Şimdi varsayıma geçelim. Diyelim ki gerçekten SP genel greve önderlik etti. Bu, SP’nin “siyasal öncü”, “sınıfın önderi” Olduğu anlamına gelir mi? Sınıfın siyasal öncülüğü neleri gerektirir?
Siyasi öncü, her şeyden önce Marksist olmalı, sınıf hareketinin Marksizm’le birleşimini temsil etmelidir. Sınıfın siyasal öncüsüyle hareketi, onun doğru siyasal taleplerle (siyasal mücadele söz konusu olduğunda) eyleme geçmiş olması demektir. Siyasal öncünün formüle ettiği taleplerin doğru olması gereklidir. Yoksa SHP de bir takım mücadelelere öncülük ediyor, ama sınıfın siyasi öncüsü olmuyor.

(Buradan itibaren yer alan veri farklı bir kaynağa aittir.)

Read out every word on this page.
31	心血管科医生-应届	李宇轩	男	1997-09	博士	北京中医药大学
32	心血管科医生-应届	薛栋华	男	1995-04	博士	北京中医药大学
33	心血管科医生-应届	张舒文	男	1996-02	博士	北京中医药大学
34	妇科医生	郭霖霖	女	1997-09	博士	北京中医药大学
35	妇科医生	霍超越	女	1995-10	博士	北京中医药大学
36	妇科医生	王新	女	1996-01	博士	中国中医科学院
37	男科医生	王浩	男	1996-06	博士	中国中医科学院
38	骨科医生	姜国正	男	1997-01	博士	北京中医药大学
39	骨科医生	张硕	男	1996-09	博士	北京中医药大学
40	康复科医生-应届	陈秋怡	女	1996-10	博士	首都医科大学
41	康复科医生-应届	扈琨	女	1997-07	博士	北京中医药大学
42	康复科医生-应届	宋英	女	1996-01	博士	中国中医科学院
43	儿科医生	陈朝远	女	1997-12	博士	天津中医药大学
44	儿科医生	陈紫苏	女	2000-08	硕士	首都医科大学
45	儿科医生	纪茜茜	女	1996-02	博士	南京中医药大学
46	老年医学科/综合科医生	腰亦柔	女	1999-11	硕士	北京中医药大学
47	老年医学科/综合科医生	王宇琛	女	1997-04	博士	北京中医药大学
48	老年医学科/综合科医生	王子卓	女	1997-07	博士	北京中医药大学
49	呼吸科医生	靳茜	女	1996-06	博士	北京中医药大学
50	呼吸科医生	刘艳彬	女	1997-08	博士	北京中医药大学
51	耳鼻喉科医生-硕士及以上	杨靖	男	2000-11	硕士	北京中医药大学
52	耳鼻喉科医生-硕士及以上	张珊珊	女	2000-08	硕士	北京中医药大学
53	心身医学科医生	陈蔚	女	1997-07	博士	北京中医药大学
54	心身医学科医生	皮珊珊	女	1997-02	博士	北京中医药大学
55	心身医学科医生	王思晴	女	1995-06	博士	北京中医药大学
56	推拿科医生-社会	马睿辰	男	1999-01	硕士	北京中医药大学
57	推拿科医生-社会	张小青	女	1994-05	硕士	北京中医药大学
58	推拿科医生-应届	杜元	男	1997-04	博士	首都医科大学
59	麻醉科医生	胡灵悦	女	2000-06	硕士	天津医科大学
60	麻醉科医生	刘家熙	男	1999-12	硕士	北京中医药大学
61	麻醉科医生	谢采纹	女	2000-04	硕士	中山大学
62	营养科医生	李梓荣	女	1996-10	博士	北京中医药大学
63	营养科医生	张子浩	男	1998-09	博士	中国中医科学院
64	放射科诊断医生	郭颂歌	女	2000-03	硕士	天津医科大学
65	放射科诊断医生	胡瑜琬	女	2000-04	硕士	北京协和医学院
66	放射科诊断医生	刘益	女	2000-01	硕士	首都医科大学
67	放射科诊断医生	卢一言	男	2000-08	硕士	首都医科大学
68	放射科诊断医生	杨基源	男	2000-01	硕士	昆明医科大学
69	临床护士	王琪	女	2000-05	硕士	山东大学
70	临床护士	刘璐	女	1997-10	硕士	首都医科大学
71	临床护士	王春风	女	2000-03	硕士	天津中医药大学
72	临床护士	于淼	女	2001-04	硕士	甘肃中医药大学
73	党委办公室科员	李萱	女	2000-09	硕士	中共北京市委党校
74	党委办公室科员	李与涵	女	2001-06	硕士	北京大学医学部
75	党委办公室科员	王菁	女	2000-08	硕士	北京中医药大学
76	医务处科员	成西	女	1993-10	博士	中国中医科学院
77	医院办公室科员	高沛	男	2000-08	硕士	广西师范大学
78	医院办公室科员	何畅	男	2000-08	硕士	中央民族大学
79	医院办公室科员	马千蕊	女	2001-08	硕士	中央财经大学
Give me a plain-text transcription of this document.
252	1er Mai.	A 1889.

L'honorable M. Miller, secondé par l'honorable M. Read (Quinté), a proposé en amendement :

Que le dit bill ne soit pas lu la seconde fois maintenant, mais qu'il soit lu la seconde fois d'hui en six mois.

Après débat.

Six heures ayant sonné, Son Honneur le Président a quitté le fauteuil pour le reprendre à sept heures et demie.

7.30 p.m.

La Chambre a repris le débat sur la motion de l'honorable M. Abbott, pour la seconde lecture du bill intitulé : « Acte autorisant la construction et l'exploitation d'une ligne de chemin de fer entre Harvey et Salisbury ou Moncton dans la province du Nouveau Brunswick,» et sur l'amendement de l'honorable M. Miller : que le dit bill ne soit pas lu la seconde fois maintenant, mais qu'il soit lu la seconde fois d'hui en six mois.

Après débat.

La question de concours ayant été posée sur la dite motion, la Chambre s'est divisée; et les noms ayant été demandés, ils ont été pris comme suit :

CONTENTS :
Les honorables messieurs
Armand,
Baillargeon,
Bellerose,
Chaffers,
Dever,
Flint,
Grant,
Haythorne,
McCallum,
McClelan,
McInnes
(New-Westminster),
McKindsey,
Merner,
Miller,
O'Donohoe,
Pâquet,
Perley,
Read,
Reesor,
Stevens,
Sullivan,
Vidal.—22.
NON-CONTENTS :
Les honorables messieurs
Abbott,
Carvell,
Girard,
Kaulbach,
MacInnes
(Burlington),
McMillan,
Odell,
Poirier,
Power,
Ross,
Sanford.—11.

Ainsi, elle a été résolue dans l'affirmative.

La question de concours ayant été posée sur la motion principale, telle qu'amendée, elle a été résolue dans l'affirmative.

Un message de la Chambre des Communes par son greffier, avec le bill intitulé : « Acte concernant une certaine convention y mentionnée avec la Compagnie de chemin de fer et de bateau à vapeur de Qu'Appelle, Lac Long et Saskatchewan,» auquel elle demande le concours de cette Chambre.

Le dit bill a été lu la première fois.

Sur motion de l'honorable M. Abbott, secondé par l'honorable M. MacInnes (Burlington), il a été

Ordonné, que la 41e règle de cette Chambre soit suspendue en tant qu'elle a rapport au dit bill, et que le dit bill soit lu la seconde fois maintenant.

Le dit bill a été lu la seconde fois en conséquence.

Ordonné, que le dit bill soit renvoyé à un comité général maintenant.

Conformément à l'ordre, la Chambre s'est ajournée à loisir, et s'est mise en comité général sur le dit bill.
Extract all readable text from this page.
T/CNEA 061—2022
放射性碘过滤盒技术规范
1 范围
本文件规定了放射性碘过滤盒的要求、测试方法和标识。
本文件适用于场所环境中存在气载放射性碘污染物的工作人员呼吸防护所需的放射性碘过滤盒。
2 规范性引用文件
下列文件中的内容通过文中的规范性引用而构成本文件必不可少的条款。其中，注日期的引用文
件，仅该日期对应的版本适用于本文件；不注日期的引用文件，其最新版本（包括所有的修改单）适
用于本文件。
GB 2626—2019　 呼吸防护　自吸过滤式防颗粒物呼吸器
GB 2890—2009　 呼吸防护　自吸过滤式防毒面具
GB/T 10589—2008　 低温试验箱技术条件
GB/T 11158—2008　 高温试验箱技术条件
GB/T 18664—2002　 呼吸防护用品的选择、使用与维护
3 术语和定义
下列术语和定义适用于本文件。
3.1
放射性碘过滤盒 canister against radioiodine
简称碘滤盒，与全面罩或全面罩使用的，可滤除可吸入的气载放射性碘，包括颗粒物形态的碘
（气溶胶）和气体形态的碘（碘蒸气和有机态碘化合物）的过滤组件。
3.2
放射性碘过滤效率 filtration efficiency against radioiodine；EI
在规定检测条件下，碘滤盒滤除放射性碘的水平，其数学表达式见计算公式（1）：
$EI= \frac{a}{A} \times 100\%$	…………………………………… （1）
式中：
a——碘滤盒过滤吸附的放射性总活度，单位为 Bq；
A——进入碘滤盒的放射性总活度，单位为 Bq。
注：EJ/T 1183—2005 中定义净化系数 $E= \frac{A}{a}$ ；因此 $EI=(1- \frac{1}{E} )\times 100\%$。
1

Peki, SP’nin öne sürdüğü talepler doğru mudur? “Parti, derinleşen krize bir emekçi çözümüyle yanıt verme ihtiyacından doğmuştur.” diyor Teori’nin 91 Ocak sayısında Özgürlük Dünyası’na hakarete ve alaya yeltenen akıl-dane. Ve ekliyor: “Eylem dergisinin 15 Mart 1990 tarihli 3. sayısı ‘Zirveler, Milli Koalisyonlar, Ulusal Uzlaşmalar Çözüm Değil’ manşetiyle yayımlandı.” (sf. 64)
Pek güzel! Bu parti buraya nerden geldi? Teori dergisi, Saçak’ın devamıdır ve bu derginin 25. sayısının başyazısının başlığı: “Ulusal Uzlaşma Anayasası”dır. 82 Anayasası yalnızca egemen sınıfların consensüsüymüş de yeni Anayasa emekçi sınıfları da kucaklayan bir ulusal uzlaşmanın ifadesi olmalıymış yoksa sorun çıkıyormuş vb. vb.
“Milli uzlaşma” konusundaki “değerli” fikirleriyle D. Perinçek’e bir göz atalım: “DYP’nin emekçi kitleleri ve sosyalistleri dışlayan bir 1946 consensüs’una milli uzlaşma adını verdiği görülüyor. Türkiye 40 yıl öncesinin hâkim sınıf uzlaşmasına dönemez. (Hâkim sınıflarla emekçilerin uzlaşmasına varması gerekiyor, sınıf işbirlikçiliği yanında faşizm yardakçılığının bu düzeyine zor rastlanır-Ö.D.) 12 Eylül’ün getirdiği yasakları aşma mücadelesi, esas gücünü kaçınılmaz olarak geniş emekçi kitlelerden alacaktır ve bu gerçek Türkiye’nin önünde bulunan milli uzlaşmanın içeriğini de belirleyecektir.” (Saçak 26, sf. 59)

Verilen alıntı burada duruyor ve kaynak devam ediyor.